While the gearing in the portal axles helped the driver make more precise inputs (and probably helped acceleration), there were few performance changes made. The car still used its factory engine, letting the original engine management system compensate for the altitude.
Porsche did fill the engine with its eFuels. The eFuels synthetic gasoline is carbon neutral. It is also made at an HIF Global plant in Chile co-owned by the automaker.
Porsche’s Second Trip to New Heights in Chile
This was Porsche’s second trip up the volcano. The company tried in 2022 with the same cars, making it to 19,708 feet above sea level. Porsche calls that an “exploratory” attempt. It was also meant to build hype for the 911 Dakar off-roader released a few months later. But the attempt was hampered by snow and ice. This time, snow wasn’t an issue.
It took the team 2 weeks to make it high enough up the volcano to make the summit attempt. They gained altitude slowly each day to help ensure that the driver and crew did not suffer from altitude sickness. The thin air and cold temperatures can quickly turn deadly, and two doctors were part of the team.
Will a Vehicle Ever Drive Higher?
This record could stand for quite some time. The record it broke was set on the same volcano, as was the one that record topped. The Guinness World Records for both cars and motorcycles were set here as well. The motorcycle record was set in 2020 at 21,476 feet, well short of the Porsche. For reference, the tallest mountain in the U.S. is Denali, and this record run climbed 1,783 feet higher in altitude.
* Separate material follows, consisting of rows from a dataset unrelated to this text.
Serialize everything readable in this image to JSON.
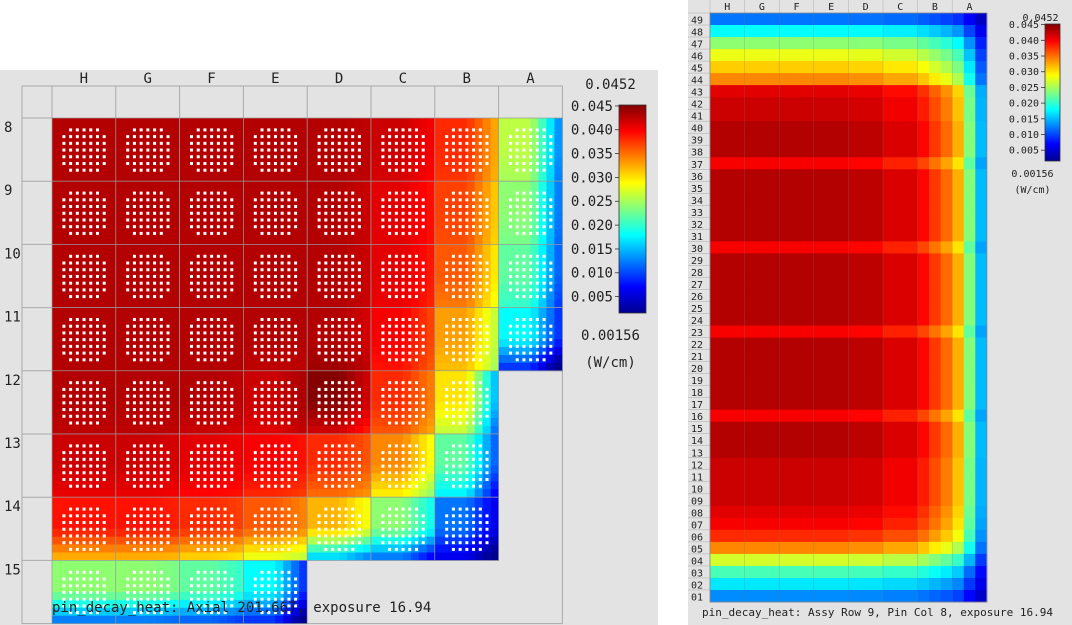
{
  "colorbar_stops": [
    "#00008f",
    "#0000ff",
    "#0080ff",
    "#00ffff",
    "#80ff80",
    "#ffff00",
    "#ff8000",
    "#ff0000",
    "#800000"
  ],
  "left_panel": {
    "footer": "pin_decay_heat: Axial 201.667, exposure 16.94",
    "legend": {
      "max": "0.0452",
      "min": "0.00156",
      "unit": "(W/cm)",
      "ticks": [
        "0.045",
        "0.040",
        "0.035",
        "0.030",
        "0.025",
        "0.020",
        "0.015",
        "0.010",
        "0.005"
      ]
    }
  },
  "right_panel": {
    "footer": "pin_decay_heat: Assy Row 9, Pin Col 8, exposure 16.94",
    "legend": {
      "max": "0.0452",
      "min": "0.00156",
      "unit": "(W/cm)",
      "ticks": [
        "0.045",
        "0.040",
        "0.035",
        "0.030",
        "0.025",
        "0.020",
        "0.015",
        "0.010",
        "0.005"
      ]
    }
  },
  "chart_data": [
    {
      "type": "heatmap",
      "title": "pin_decay_heat: Axial 201.667, exposure 16.94",
      "columns": [
        "H",
        "G",
        "F",
        "E",
        "D",
        "C",
        "B",
        "A"
      ],
      "rows": [
        "8",
        "9",
        "10",
        "11",
        "12",
        "13",
        "14",
        "15"
      ],
      "values": [
        [
          0.043,
          0.043,
          0.043,
          0.043,
          0.043,
          0.042,
          0.038,
          0.026
        ],
        [
          0.043,
          0.043,
          0.043,
          0.043,
          0.043,
          0.041,
          0.037,
          0.024
        ],
        [
          0.043,
          0.043,
          0.043,
          0.043,
          0.043,
          0.041,
          0.036,
          0.022
        ],
        [
          0.043,
          0.043,
          0.043,
          0.043,
          0.043,
          0.04,
          0.033,
          0.018
        ],
        [
          0.043,
          0.043,
          0.043,
          0.042,
          0.045,
          0.038,
          0.03,
          null
        ],
        [
          0.042,
          0.042,
          0.041,
          0.04,
          0.038,
          0.034,
          0.022,
          null
        ],
        [
          0.039,
          0.039,
          0.038,
          0.036,
          0.032,
          0.024,
          0.012,
          null
        ],
        [
          0.024,
          0.024,
          0.022,
          0.018,
          null,
          null,
          null,
          null
        ]
      ],
      "colorbar": {
        "min": 0.00156,
        "max": 0.0452,
        "unit": "(W/cm)"
      }
    },
    {
      "type": "heatmap",
      "title": "pin_decay_heat: Assy Row 9, Pin Col 8, exposure 16.94",
      "columns": [
        "H",
        "G",
        "F",
        "E",
        "D",
        "C",
        "B",
        "A"
      ],
      "rows": [
        "49",
        "48",
        "47",
        "46",
        "45",
        "44",
        "43",
        "42",
        "41",
        "40",
        "39",
        "38",
        "37",
        "36",
        "35",
        "34",
        "33",
        "32",
        "31",
        "30",
        "29",
        "28",
        "27",
        "26",
        "25",
        "24",
        "23",
        "22",
        "21",
        "20",
        "19",
        "18",
        "17",
        "16",
        "15",
        "14",
        "13",
        "12",
        "11",
        "10",
        "09",
        "08",
        "07",
        "06",
        "05",
        "04",
        "03",
        "02",
        "01"
      ],
      "column_profile": [
        1.0,
        1.0,
        1.0,
        1.0,
        0.99,
        0.96,
        0.87,
        0.55
      ],
      "row_values": [
        0.012,
        0.018,
        0.024,
        0.028,
        0.031,
        0.034,
        0.041,
        0.042,
        0.042,
        0.043,
        0.043,
        0.043,
        0.04,
        0.043,
        0.043,
        0.043,
        0.043,
        0.043,
        0.043,
        0.04,
        0.043,
        0.043,
        0.043,
        0.043,
        0.043,
        0.043,
        0.04,
        0.043,
        0.043,
        0.043,
        0.043,
        0.043,
        0.043,
        0.04,
        0.043,
        0.043,
        0.043,
        0.042,
        0.042,
        0.042,
        0.042,
        0.041,
        0.04,
        0.038,
        0.034,
        0.027,
        0.021,
        0.017,
        0.013
      ],
      "colorbar": {
        "min": 0.00156,
        "max": 0.0452,
        "unit": "(W/cm)"
      }
    }
  ]
}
The issue is that Porsche reached the summit of the highest volcano in the world. Any taller mountains will be much more difficult for a car to ascend than the largely pyramid-like volcano. Not that we’re calling this an easy climb.
A new record attempt will have to find a more favorable mountain, wait for Ojos del Salado to erupt and get taller, or bring their own dirt to climb. None of which are likely.